Frequently Asked Questions
- What is the difference between a z-test and a t-test?
- A z-test is used when the population standard deviation is known, or when the sample size is very large (n >= 30) and sigma is approximated by the sample standard deviation. A t-test is used when the population standard deviation is unknown and must be estimated from the sample standard deviation, especially for smaller sample sizes.
- Can I "accept" the null hypothesis?
- No. In hypothesis testing, we either "reject the null hypothesis" or "fail to reject the null hypothesis." We never "accept" it because we are working with sample data, which can never definitively prove the absence of an effect in the entire population. Failing to find evidence against H0 does not mean H0 is true.

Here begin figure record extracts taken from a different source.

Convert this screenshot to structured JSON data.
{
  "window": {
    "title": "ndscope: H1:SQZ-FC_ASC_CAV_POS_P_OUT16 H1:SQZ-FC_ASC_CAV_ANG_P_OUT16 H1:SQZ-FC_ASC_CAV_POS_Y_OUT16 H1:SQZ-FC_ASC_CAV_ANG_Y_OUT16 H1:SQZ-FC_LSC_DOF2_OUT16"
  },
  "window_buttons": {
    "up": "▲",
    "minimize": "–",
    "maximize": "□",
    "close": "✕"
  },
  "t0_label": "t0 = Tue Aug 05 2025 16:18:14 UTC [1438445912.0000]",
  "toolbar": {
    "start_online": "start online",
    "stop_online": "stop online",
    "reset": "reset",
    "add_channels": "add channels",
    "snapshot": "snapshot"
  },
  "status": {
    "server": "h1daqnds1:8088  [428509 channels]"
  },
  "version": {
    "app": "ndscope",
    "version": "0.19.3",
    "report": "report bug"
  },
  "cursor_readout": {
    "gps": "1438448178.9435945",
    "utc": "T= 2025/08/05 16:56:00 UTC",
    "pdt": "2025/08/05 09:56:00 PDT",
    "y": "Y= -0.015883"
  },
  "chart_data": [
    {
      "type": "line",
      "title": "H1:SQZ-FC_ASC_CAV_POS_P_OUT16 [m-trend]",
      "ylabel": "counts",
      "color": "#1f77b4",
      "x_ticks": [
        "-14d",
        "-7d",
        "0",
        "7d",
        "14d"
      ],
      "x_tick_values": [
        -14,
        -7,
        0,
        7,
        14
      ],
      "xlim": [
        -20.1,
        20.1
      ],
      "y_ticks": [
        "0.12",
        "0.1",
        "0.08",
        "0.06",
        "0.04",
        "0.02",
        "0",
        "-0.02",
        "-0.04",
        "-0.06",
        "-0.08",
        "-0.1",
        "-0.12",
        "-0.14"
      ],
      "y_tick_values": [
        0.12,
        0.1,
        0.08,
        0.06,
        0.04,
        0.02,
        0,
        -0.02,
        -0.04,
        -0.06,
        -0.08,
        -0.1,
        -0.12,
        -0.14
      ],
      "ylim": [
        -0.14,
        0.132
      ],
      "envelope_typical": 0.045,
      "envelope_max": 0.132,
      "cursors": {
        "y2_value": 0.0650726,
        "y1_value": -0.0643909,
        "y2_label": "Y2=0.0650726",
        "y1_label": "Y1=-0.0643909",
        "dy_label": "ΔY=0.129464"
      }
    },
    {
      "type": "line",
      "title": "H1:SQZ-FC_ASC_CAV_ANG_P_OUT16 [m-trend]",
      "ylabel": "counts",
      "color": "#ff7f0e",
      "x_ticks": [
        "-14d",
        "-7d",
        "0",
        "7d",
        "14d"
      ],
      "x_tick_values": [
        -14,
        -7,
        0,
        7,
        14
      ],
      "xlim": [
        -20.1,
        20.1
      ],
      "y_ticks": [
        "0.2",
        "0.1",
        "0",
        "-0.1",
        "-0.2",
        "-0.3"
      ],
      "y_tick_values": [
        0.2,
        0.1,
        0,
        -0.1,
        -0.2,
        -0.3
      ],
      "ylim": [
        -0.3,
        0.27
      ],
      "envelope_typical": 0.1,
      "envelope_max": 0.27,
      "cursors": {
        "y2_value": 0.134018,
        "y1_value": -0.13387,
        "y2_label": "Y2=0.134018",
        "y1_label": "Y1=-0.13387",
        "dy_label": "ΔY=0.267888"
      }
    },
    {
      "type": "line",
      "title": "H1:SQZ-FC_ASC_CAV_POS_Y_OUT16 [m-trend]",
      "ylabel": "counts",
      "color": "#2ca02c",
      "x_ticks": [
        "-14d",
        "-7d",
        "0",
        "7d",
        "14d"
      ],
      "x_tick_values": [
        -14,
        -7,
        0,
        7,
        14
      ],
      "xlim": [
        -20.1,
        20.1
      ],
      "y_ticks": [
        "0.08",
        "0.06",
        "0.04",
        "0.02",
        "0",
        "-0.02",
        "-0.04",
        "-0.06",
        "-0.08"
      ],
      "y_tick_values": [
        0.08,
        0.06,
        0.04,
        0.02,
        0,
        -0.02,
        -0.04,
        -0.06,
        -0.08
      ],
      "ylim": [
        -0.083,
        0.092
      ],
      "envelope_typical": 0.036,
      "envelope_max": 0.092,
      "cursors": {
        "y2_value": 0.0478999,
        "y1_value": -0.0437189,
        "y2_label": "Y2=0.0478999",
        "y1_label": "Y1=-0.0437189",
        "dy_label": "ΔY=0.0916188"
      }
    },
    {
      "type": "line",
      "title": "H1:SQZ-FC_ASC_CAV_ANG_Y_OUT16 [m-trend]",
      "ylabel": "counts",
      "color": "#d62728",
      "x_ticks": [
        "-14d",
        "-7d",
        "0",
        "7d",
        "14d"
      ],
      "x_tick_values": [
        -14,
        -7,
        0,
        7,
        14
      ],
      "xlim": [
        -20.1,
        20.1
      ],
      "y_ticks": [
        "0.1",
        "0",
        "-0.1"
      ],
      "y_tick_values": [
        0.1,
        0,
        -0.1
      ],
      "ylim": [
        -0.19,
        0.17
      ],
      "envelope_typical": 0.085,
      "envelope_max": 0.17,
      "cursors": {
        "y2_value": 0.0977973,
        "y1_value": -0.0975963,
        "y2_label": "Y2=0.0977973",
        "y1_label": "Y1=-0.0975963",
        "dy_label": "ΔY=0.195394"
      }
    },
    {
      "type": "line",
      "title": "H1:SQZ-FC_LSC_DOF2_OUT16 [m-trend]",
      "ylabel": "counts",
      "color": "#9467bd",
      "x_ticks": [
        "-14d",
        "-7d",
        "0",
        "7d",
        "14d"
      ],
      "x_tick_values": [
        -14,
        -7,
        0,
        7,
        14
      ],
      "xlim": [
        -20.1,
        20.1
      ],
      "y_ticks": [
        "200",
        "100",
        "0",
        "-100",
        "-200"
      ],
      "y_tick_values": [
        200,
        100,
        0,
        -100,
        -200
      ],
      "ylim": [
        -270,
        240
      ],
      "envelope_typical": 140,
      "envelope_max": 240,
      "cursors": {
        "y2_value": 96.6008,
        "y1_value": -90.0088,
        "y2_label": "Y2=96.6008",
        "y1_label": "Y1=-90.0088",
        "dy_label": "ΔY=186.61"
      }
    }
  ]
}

- How do I choose the significance level (alpha)?
- The choice depends on the context and consequences of making a Type I error. Use 0.05 (5%) as a common standard. Use 0.01 (1%) when a Type I error is very costly (e.g., medical trials). Use 0.10 (10%) when a Type II error is more costly or for exploratory research.
- What is the relationship between alpha and beta?
- Alpha (Type I error) and beta (Type II error) have an inverse relationship. Decreasing alpha (making it harder to reject H0) generally increases beta (making it harder to detect a true effect), assuming sample size and effect size remain constant.
- What is statistical power?
- Statistical power is the probability of correctly rejecting a false null hypothesis, calculated as 1 - beta. A higher power means the test is more likely to detect a real effect if one exists. Power can be increased by increasing sample size, increasing effect size, or increasing alpha.
Practice Quiz
Test your knowledge — select the correct answer for each question.
1.Which of the following is true about the null hypothesis (H0)?
2.What is the p-value?
3.If a p-value is 0.03 and the significance level (alpha) is 0.05, what is the correct decision?
4.A Type I error occurs when:
5.The significance level (alpha) is the probability of committing which type of error?
6.When would you typically use a one-sample t-test instead of a one-sample z-test for means?
7.Which of the following is an example of an alternative hypothesis for a two-tailed test concerning a population mean mu?
8.What does "failing to reject the null hypothesis" mean?
9.Which factor is directly related to the power of a statistical test?
10.In the context of hypothesis testing, what is the rejection region?
Final Study Advice
- 1.Always state both hypotheses (H0 and Ha) before doing any calculations. The alternative hypothesis determines whether you use a one-tailed or two-tailed test.
- 2.Memorize the decision rule: p-value <= alpha means reject H0. Practice until it becomes second nature.
- 3.Practice identifying whether a problem calls for a z-test or t-test, and whether it is one-sample or two-sample.
- 4.Always write your conclusion in the context of the original problem, not just "reject H0" or "fail to reject H0."
- 5.Understand the relationship between errors, power, and sample size -- this is frequently tested on exams.